Numbers have a particular honesty that narrative sometimes cannot match. When 744 individuals graduated from the De-radicalisation, Rehabilitation and Reintegration Camp in Mallam Sidi, Gombe State last Thursday, the demographic breakdown released at the ceremony offered one of the clearest maps yet of the insurgency's human geography who it captures, from where, and in what proportions.
Borno State, the epicentre of Nigeria's Boko Haram and ISWAP crisis, contributed by far the largest share of graduates. Of the 744 clients in the current batch, 597 approximately 80 percent hailed from Borno, a figure that reflects both the state's ground-zero status in the insurgency and the disproportionate exposure of its population to forced recruitment, displacement and ideological manipulation. Yobe State, another North-East frontline, was second with 58 graduates.
What is striking, however, is how far beyond the North-East the programme has had to reach. The graduating cohort included participants from Adamawa, Bauchi, Kano, Katsina, Kebbi, Kogi, Nasarawa, Niger, Plateau, Sokoto and Anambra states. A spread across five geopolitical zones that shatters any comfortable notion that violent extremism is a geographically contained problem. Even Abia, Akwa Ibom, Ebonyi and Enugu states in Nigeria's South-East had representation.

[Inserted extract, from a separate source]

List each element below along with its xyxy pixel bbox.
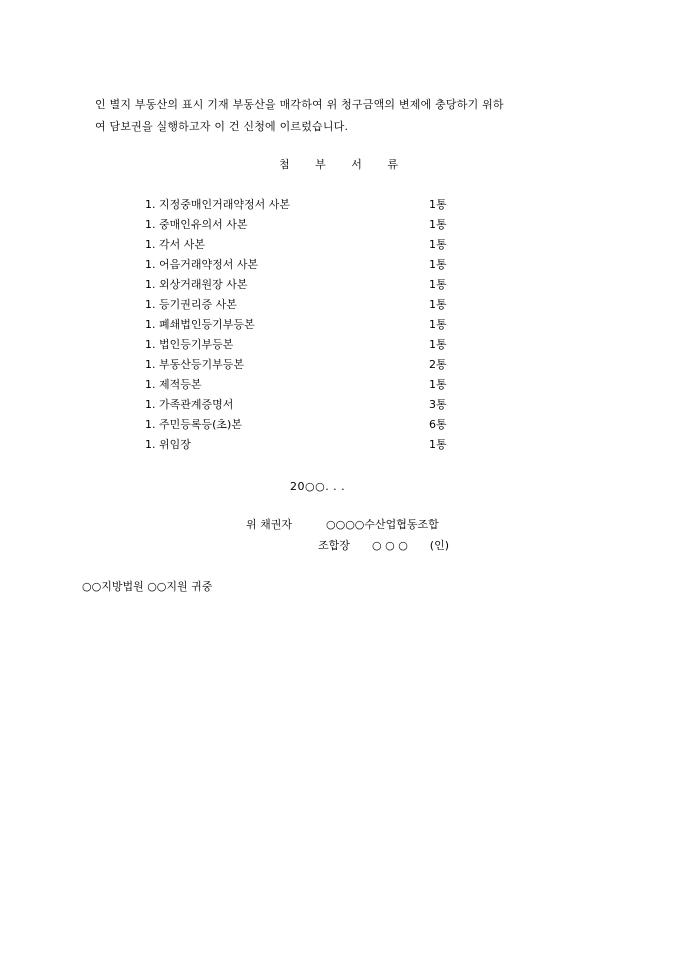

The cross-border dimension is equally significant. Among the 744 graduates were eight foreign nationals, one from Burkina Faso, one from Cameroon, two from Chad, and four from Niger Republic. Their presence is not incidental. It underscores the transnational character of the Lake Chad Basin insurgency, where porous borders, shared ethnic communities and interconnected militant networks have long made the crisis a regional rather than purely Nigerian problem.

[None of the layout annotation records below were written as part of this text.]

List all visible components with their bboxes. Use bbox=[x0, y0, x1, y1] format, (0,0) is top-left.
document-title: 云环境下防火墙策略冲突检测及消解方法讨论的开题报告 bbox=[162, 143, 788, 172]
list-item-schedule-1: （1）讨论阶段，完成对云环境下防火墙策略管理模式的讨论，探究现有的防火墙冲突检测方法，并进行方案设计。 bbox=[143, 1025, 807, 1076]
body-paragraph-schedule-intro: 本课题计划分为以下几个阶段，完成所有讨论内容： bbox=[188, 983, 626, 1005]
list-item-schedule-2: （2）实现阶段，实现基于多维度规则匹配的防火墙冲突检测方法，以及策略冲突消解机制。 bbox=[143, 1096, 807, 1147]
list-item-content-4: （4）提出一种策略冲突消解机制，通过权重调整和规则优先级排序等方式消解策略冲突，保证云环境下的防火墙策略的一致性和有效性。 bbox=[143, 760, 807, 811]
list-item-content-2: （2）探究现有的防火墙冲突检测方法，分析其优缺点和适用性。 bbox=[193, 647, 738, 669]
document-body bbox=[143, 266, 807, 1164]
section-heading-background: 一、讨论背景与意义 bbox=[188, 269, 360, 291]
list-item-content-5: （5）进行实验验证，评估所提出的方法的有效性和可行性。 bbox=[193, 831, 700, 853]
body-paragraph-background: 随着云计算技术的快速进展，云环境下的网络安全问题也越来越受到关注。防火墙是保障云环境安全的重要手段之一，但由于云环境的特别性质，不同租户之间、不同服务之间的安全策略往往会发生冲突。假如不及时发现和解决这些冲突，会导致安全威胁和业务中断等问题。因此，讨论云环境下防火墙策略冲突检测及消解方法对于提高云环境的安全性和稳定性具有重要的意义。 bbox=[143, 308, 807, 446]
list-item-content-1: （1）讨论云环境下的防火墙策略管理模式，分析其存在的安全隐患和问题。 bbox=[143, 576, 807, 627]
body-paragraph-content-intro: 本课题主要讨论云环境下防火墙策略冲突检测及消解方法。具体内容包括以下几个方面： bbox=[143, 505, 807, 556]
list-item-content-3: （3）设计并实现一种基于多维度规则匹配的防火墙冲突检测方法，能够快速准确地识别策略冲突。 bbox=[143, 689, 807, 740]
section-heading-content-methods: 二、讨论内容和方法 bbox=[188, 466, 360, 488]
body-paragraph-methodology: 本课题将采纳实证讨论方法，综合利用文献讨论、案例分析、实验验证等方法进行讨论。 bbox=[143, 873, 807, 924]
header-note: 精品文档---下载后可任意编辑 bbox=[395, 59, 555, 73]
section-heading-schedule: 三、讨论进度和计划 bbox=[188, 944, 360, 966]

On the question of faith, the breakdown is telling: 733 of the 744 graduates are Muslims, and 11 are Christians. The religious composition of the cohort informed how the programme designed its therapeutic interventions, psycho-spiritual counsellors worked separately with Christian and Muslim participants, using scripture and doctrine to counter the distorted religious justifications that extremist groups deploy to recruit and retain members. The coexistence of both faiths within the camp became, according to the graduating cohort's spokesman Basil Anetochukwu, one of the programme's unexpected gifts.
Among the three sub-batches, Special Batch 7/2024 was the largest at 396 clients, followed by Special Batch 8/2025 with 200, and Sulhu Batch 8/2025 with 31. Their varied entry routes into the programme reflect the different pathways through which individuals disengage from armed groups, some surrendering voluntarily, others intercepted in military operations, and others referred through community-level processes.